The New York Times‘s dreadful practice of referring to a “well-known consumerist blog” without citing the URL that first established the connection runs counter to this spirit of connectivity, and the demands of the covenant. Technology chipped away at the verdigrised armor that we all begrudgingly accepted before the Internet spawned what Parker refers to as “drive-by pundits.” And I suppose this is the fruit of Shirky’s “unthinkable” proposition: the idea that print and online journalists might join forces and a more effective economic model will emerge. Because a fusion of voice, the journalist-reader covenant, and investigative journalism will become a must-read central point for all concerned parties.

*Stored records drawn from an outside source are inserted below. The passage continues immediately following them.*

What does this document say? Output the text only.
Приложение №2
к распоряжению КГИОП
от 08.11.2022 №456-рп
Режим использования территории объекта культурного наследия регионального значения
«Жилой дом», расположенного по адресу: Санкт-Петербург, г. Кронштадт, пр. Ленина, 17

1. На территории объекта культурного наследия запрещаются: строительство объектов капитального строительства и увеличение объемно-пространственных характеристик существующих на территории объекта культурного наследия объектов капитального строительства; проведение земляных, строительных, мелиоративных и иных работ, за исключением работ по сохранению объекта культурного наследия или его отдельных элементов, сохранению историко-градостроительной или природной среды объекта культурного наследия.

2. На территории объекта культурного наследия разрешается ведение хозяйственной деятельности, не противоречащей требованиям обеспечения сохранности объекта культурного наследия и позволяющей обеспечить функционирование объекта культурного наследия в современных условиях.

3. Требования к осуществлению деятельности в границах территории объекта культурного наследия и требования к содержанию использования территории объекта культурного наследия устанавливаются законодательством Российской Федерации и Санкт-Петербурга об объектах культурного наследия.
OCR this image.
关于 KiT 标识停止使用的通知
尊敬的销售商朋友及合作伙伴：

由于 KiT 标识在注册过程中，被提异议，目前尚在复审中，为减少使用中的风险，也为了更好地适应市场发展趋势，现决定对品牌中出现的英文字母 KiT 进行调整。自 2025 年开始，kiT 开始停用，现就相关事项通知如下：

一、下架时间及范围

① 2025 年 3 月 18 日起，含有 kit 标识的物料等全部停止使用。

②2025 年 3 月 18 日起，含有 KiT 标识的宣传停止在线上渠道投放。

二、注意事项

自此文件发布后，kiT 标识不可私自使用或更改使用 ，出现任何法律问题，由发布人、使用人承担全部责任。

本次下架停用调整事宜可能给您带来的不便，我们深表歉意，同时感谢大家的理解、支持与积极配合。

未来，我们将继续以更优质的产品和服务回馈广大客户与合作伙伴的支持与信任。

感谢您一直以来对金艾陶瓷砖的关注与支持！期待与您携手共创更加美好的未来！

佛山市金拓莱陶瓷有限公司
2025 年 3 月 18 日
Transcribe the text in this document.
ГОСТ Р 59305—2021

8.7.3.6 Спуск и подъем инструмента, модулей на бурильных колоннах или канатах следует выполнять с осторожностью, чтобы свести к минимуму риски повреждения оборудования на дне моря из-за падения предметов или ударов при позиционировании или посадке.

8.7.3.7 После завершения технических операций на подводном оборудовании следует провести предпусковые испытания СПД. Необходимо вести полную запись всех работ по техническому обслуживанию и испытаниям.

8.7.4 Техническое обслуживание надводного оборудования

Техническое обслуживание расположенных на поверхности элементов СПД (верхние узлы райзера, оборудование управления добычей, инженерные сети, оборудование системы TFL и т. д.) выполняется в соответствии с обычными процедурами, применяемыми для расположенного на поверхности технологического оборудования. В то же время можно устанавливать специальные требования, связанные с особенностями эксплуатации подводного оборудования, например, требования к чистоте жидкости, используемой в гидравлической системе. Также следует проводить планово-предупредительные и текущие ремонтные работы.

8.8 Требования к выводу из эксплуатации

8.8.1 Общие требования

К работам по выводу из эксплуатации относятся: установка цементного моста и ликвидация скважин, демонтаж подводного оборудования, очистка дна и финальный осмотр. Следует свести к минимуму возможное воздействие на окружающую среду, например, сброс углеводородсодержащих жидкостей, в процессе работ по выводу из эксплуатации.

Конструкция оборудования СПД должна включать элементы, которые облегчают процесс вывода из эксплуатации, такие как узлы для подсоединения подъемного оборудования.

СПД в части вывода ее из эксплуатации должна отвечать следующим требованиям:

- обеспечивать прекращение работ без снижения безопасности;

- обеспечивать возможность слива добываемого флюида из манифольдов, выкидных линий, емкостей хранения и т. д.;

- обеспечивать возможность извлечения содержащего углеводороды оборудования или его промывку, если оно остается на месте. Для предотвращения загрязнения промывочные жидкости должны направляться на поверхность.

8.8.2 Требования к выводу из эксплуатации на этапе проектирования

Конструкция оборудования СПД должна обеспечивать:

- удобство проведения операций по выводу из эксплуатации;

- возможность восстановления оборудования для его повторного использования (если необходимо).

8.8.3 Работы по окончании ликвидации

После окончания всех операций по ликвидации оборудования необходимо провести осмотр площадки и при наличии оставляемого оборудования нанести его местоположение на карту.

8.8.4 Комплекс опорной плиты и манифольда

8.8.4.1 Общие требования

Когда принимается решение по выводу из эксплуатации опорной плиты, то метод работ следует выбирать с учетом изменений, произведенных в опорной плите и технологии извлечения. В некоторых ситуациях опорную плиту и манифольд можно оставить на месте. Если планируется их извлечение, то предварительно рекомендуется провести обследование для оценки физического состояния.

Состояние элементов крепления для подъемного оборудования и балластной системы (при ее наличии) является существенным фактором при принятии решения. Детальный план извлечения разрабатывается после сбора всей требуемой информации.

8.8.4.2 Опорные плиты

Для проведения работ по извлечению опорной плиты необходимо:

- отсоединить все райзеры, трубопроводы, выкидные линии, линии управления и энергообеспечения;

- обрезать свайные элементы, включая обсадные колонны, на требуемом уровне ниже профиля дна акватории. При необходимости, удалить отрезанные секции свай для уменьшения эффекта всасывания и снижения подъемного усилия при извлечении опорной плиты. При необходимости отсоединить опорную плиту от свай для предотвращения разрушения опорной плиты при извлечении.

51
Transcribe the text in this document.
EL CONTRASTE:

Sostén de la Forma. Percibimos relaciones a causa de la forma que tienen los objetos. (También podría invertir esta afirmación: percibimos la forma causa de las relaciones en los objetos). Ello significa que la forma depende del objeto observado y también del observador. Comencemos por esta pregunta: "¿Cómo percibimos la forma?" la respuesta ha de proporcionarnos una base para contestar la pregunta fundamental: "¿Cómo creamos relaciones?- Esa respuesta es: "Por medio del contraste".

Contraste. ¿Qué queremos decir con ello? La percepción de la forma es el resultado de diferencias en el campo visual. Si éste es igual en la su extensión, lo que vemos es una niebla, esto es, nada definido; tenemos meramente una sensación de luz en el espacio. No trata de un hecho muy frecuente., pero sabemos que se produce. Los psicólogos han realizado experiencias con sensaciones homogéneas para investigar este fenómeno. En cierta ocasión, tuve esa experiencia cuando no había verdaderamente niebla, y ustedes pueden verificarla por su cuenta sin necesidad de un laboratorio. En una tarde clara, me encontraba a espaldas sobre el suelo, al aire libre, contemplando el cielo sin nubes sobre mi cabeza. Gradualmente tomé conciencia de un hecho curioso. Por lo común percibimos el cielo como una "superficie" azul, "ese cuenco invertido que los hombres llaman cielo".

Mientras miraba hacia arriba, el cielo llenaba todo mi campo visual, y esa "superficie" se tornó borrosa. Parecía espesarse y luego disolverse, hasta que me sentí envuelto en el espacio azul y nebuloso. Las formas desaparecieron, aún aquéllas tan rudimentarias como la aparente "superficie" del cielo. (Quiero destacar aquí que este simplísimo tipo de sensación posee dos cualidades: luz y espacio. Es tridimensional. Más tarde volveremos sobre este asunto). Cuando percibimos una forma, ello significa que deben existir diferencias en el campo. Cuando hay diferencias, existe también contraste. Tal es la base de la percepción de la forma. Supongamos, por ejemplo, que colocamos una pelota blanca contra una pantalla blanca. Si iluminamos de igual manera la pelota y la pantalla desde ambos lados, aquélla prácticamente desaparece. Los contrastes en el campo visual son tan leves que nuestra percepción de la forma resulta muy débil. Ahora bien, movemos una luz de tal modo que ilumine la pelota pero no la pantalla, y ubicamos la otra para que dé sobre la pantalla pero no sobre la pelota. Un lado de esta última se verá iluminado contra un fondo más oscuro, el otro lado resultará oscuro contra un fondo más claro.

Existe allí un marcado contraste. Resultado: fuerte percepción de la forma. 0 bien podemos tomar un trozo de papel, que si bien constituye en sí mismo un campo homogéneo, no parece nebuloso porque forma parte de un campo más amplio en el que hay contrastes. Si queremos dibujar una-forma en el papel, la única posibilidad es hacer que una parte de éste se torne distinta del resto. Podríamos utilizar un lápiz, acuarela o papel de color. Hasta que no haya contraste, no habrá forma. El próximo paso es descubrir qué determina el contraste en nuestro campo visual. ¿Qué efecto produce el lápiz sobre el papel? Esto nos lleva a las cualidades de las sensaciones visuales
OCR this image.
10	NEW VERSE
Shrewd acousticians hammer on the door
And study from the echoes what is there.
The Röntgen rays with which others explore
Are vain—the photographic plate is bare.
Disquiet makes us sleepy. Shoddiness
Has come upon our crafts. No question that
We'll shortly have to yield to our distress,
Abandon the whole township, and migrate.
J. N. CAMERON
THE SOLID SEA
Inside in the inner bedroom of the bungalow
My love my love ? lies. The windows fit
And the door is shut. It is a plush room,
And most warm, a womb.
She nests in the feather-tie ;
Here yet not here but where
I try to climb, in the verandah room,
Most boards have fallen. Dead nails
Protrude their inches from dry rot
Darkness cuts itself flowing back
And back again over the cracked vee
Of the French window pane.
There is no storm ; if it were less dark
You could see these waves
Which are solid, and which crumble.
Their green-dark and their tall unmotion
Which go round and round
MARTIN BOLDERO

When Maureen Dowd fixates on Michelle Obama’s biceps, she is breaking the covenant. When Lee Siegel impersonates a reader and leaves a comment in a desperate effort to feed his own hubris, he is breaking the covenant (indeed, so much so that he should not be invited to be part of the process). When Jeff Jarvis or a clueless publisher lets ego get in the way of listening to what somebody else has to say, they are breaking the covenant. The readers are intelligent and they want to be engaged. They want others to synthesize the information so that they, in turn, can synthesize it. They look to any columnist or journalist or blogger and they want to be engaged and challenged. They want voice and they want to be a part of the process.
The nice thing about the covenant is that it doesn’t necessarily mean that the journalist has to capitulate to the readership. The journalist can be as subjective or as wild as she needs to be. The only part of the deal is this: The journalist must listen. Particularly to the points of view that seem unseemly.